CPAP, PEP device useful for managing swimming-induced pulmonary oedema

18 Mar 2022
CPAP, PEP device useful for managing swimming-induced pulmonary oedema

Noninvasive positive pressure ventilation (NPPV) with continuous positive airway pressure (CPAP) by facial mask or a positive expiratory pressure (PEP) device is safe and feasible for use as prehospital treatment for swimming-induced pulmonary oedema (SIPE), as reported in a study.

The study used data from a prospective observational study conducted at Vansbrosimningen, Sweden’s largest open water swimming event, in 2017–2019. A total of 119 swimmers diagnosed with SIPE and with peripheral oxygen saturation (SpO2) ≤95 percent and/or persistent respiratory symptoms were included in the analysis.

Of the participants, 94 received CPAP, 24 the PEP device; only one participant required tracheal intubation. NPPV was administered on-site.

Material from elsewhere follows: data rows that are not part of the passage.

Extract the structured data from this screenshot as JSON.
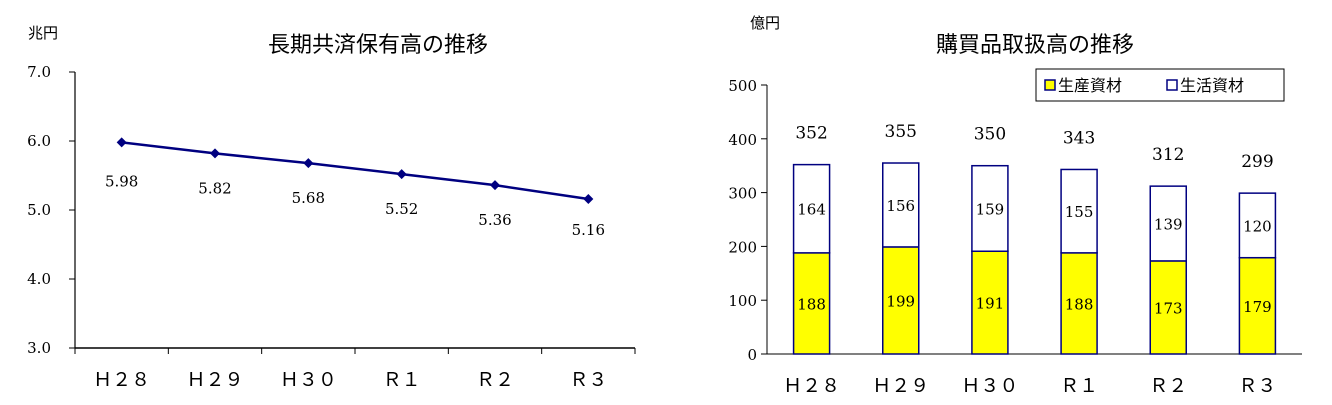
{
  "chart_data": [
    {
      "type": "line",
      "title": "長期共済保有高の推移",
      "unit_label": "兆円",
      "categories": [
        "Ｈ２８",
        "Ｈ２９",
        "Ｈ３０",
        "Ｒ１",
        "Ｒ２",
        "Ｒ３"
      ],
      "series": [
        {
          "values": [
            5.98,
            5.82,
            5.68,
            5.52,
            5.36,
            5.16
          ],
          "value_labels": [
            "5.98",
            "5.82",
            "5.68",
            "5.52",
            "5.36",
            "5.16"
          ],
          "color": "#000080"
        }
      ],
      "ylim": [
        3.0,
        7.0
      ],
      "yticks": [
        "3.0",
        "4.0",
        "5.0",
        "6.0",
        "7.0"
      ],
      "grid": false
    },
    {
      "type": "bar",
      "stacked": true,
      "title": "購買品取扱高の推移",
      "unit_label": "億円",
      "categories": [
        "Ｈ２８",
        "Ｈ２９",
        "Ｈ３０",
        "Ｒ１",
        "Ｒ２",
        "Ｒ３"
      ],
      "series": [
        {
          "name": "生産資材",
          "values": [
            188,
            199,
            191,
            188,
            173,
            179
          ],
          "color": "#ffff00"
        },
        {
          "name": "生活資材",
          "values": [
            164,
            156,
            159,
            155,
            139,
            120
          ],
          "color": "#ffffff"
        }
      ],
      "totals": [
        352,
        355,
        350,
        343,
        312,
        299
      ],
      "ylim": [
        0,
        500
      ],
      "yticks": [
        "0",
        "100",
        "200",
        "300",
        "400",
        "500"
      ],
      "legend": "top-right",
      "grid": false
    }
  ]
}
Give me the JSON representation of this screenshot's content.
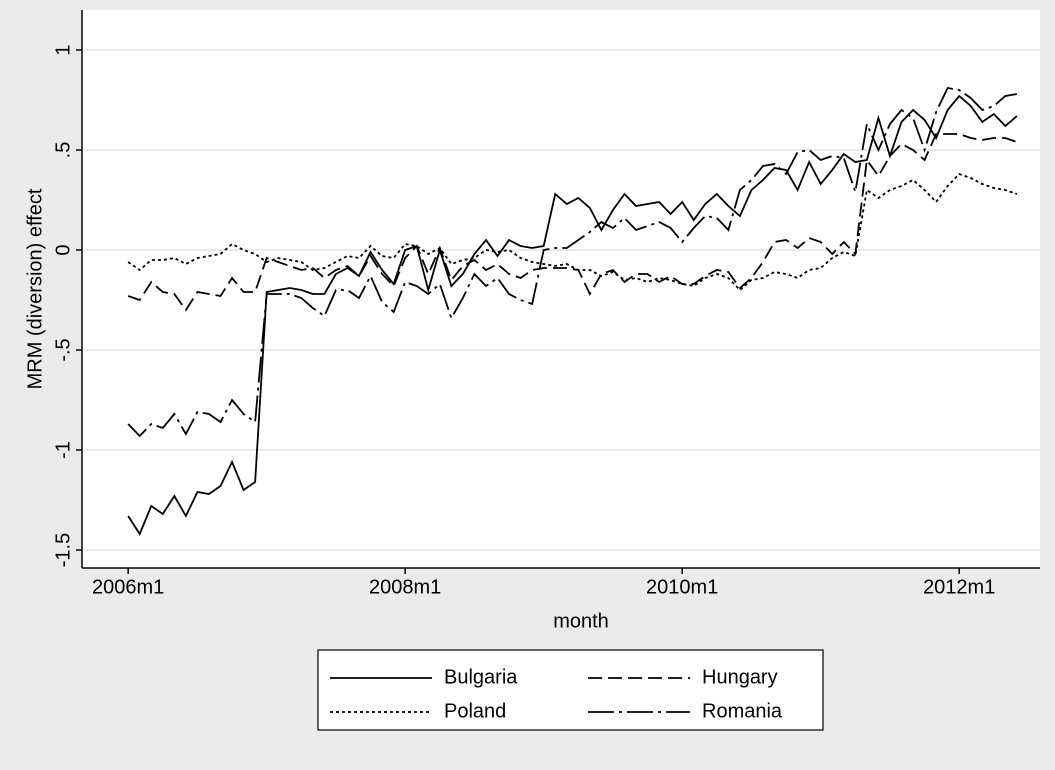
{
  "chart_data": {
    "type": "line",
    "x_label": "month",
    "y_label": "MRM (diversion) effect",
    "x": [
      552,
      553,
      554,
      555,
      556,
      557,
      558,
      559,
      560,
      561,
      562,
      563,
      564,
      565,
      566,
      567,
      568,
      569,
      570,
      571,
      572,
      573,
      574,
      575,
      576,
      577,
      578,
      579,
      580,
      581,
      582,
      583,
      584,
      585,
      586,
      587,
      588,
      589,
      590,
      591,
      592,
      593,
      594,
      595,
      596,
      597,
      598,
      599,
      600,
      601,
      602,
      603,
      604,
      605,
      606,
      607,
      608,
      609,
      610,
      611,
      612,
      613,
      614,
      615,
      616,
      617,
      618,
      619,
      620,
      621,
      622,
      623,
      624,
      625,
      626,
      627,
      628,
      629
    ],
    "xlim": [
      548,
      631
    ],
    "xticks": [
      {
        "value": 552,
        "label": "2006m1"
      },
      {
        "value": 576,
        "label": "2008m1"
      },
      {
        "value": 600,
        "label": "2010m1"
      },
      {
        "value": 624,
        "label": "2012m1"
      }
    ],
    "ylim": [
      -1.59,
      1.2
    ],
    "yticks": [
      1,
      {
        "value": 0.5,
        "label": ".5"
      },
      0,
      {
        "value": -0.5,
        "label": "-.5"
      },
      -1,
      {
        "value": -1.5,
        "label": "-1.5"
      }
    ],
    "grid": true,
    "legend": "bottom",
    "series": [
      {
        "name": "Bulgaria",
        "color": "#000000",
        "linestyle": "solid",
        "values": [
          -1.33,
          -1.42,
          -1.28,
          -1.32,
          -1.23,
          -1.33,
          -1.21,
          -1.22,
          -1.18,
          -1.06,
          -1.2,
          -1.16,
          -0.21,
          -0.2,
          -0.19,
          -0.2,
          -0.22,
          -0.22,
          -0.12,
          -0.09,
          -0.13,
          -0.01,
          -0.1,
          -0.17,
          0.0,
          0.02,
          -0.2,
          0.0,
          -0.18,
          -0.12,
          -0.02,
          0.05,
          -0.03,
          0.05,
          0.02,
          0.01,
          0.02,
          0.28,
          0.23,
          0.26,
          0.21,
          0.1,
          0.2,
          0.28,
          0.22,
          0.23,
          0.24,
          0.18,
          0.24,
          0.15,
          0.23,
          0.28,
          0.22,
          0.17,
          0.3,
          0.35,
          0.41,
          0.4,
          0.3,
          0.44,
          0.33,
          0.4,
          0.48,
          0.44,
          0.45,
          0.66,
          0.47,
          0.64,
          0.7,
          0.65,
          0.56,
          0.7,
          0.77,
          0.72,
          0.64,
          0.68,
          0.62,
          0.67
        ]
      },
      {
        "name": "Hungary",
        "color": "#000000",
        "linestyle": "dashed",
        "values": [
          -0.23,
          -0.25,
          -0.16,
          -0.21,
          -0.22,
          -0.3,
          -0.21,
          -0.22,
          -0.23,
          -0.14,
          -0.21,
          -0.21,
          -0.04,
          -0.06,
          -0.08,
          -0.1,
          -0.09,
          -0.14,
          -0.1,
          -0.08,
          -0.13,
          -0.03,
          -0.12,
          -0.18,
          -0.04,
          0.02,
          -0.12,
          0.01,
          -0.15,
          -0.08,
          -0.05,
          -0.1,
          -0.07,
          -0.12,
          -0.14,
          -0.1,
          -0.09,
          -0.09,
          -0.09,
          -0.1,
          -0.22,
          -0.12,
          -0.1,
          -0.16,
          -0.12,
          -0.12,
          -0.16,
          -0.13,
          -0.17,
          -0.17,
          -0.13,
          -0.1,
          -0.11,
          -0.19,
          -0.14,
          -0.06,
          0.04,
          0.05,
          0.01,
          0.06,
          0.04,
          -0.02,
          0.04,
          -0.02,
          0.45,
          0.37,
          0.47,
          0.53,
          0.5,
          0.45,
          0.58,
          0.58,
          0.58,
          0.56,
          0.55,
          0.56,
          0.56,
          0.54
        ]
      },
      {
        "name": "Poland",
        "color": "#000000",
        "linestyle": "dotted",
        "values": [
          -0.06,
          -0.1,
          -0.05,
          -0.05,
          -0.04,
          -0.07,
          -0.04,
          -0.03,
          -0.02,
          0.03,
          0.0,
          -0.02,
          -0.06,
          -0.04,
          -0.05,
          -0.06,
          -0.1,
          -0.09,
          -0.06,
          -0.03,
          -0.04,
          0.02,
          -0.03,
          -0.04,
          0.03,
          0.02,
          -0.02,
          0.01,
          -0.07,
          -0.05,
          -0.04,
          0.0,
          -0.01,
          0.0,
          -0.04,
          -0.06,
          -0.07,
          -0.08,
          -0.07,
          -0.1,
          -0.1,
          -0.13,
          -0.11,
          -0.15,
          -0.14,
          -0.16,
          -0.14,
          -0.15,
          -0.17,
          -0.18,
          -0.14,
          -0.12,
          -0.14,
          -0.2,
          -0.15,
          -0.14,
          -0.11,
          -0.12,
          -0.14,
          -0.1,
          -0.09,
          -0.04,
          -0.01,
          -0.03,
          0.3,
          0.26,
          0.3,
          0.32,
          0.35,
          0.3,
          0.24,
          0.32,
          0.38,
          0.36,
          0.33,
          0.31,
          0.3,
          0.28
        ]
      },
      {
        "name": "Romania",
        "color": "#000000",
        "linestyle": "longdash-dot",
        "values": [
          -0.87,
          -0.93,
          -0.87,
          -0.89,
          -0.82,
          -0.92,
          -0.81,
          -0.82,
          -0.86,
          -0.75,
          -0.82,
          -0.86,
          -0.22,
          -0.22,
          -0.22,
          -0.24,
          -0.29,
          -0.33,
          -0.2,
          -0.2,
          -0.24,
          -0.13,
          -0.26,
          -0.31,
          -0.16,
          -0.18,
          -0.22,
          -0.17,
          -0.34,
          -0.24,
          -0.12,
          -0.18,
          -0.14,
          -0.22,
          -0.25,
          -0.27,
          0.0,
          0.01,
          0.01,
          0.05,
          0.09,
          0.14,
          0.11,
          0.16,
          0.1,
          0.12,
          0.14,
          0.11,
          0.04,
          0.11,
          0.17,
          0.16,
          0.1,
          0.3,
          0.35,
          0.42,
          0.43,
          0.38,
          0.49,
          0.5,
          0.45,
          0.47,
          0.46,
          0.29,
          0.63,
          0.5,
          0.63,
          0.7,
          0.66,
          0.5,
          0.69,
          0.81,
          0.8,
          0.76,
          0.7,
          0.72,
          0.77,
          0.78
        ]
      }
    ]
  }
}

The majority of the participants (108, 91 percent) were discharged after NPPV for median 10-20 minutes, while 11 (9 percent) required hospital transfer. Discharge criteria were SpO2 >95 percent and clinical recovery.

Overall, NPPV resulted in an increase in SpO2, from a median of 91 percent before treatment to 97 percent post-treatment (p<0.0001). A parallel improvement in six patient-reported respiratory symptoms was seen (median numerical rating scales, from 1–7 to 0–1; p<0.0001).

There was no significant decline in auscultation of crackles (93 percent vs 87 percent; p=0.508) or pulmonary oedema on lung ultrasound (100 percent vs 97 percent; p=0.500) during NPPV treatment.

The findings indicate that most patients who present with SIPE can be safely discharged onsite following prehospital treatment with CPAP or PEP device, with improvements after treatment reflected by increased peripheral oxygen saturation and alleviation of patient-reported respiratory symptoms.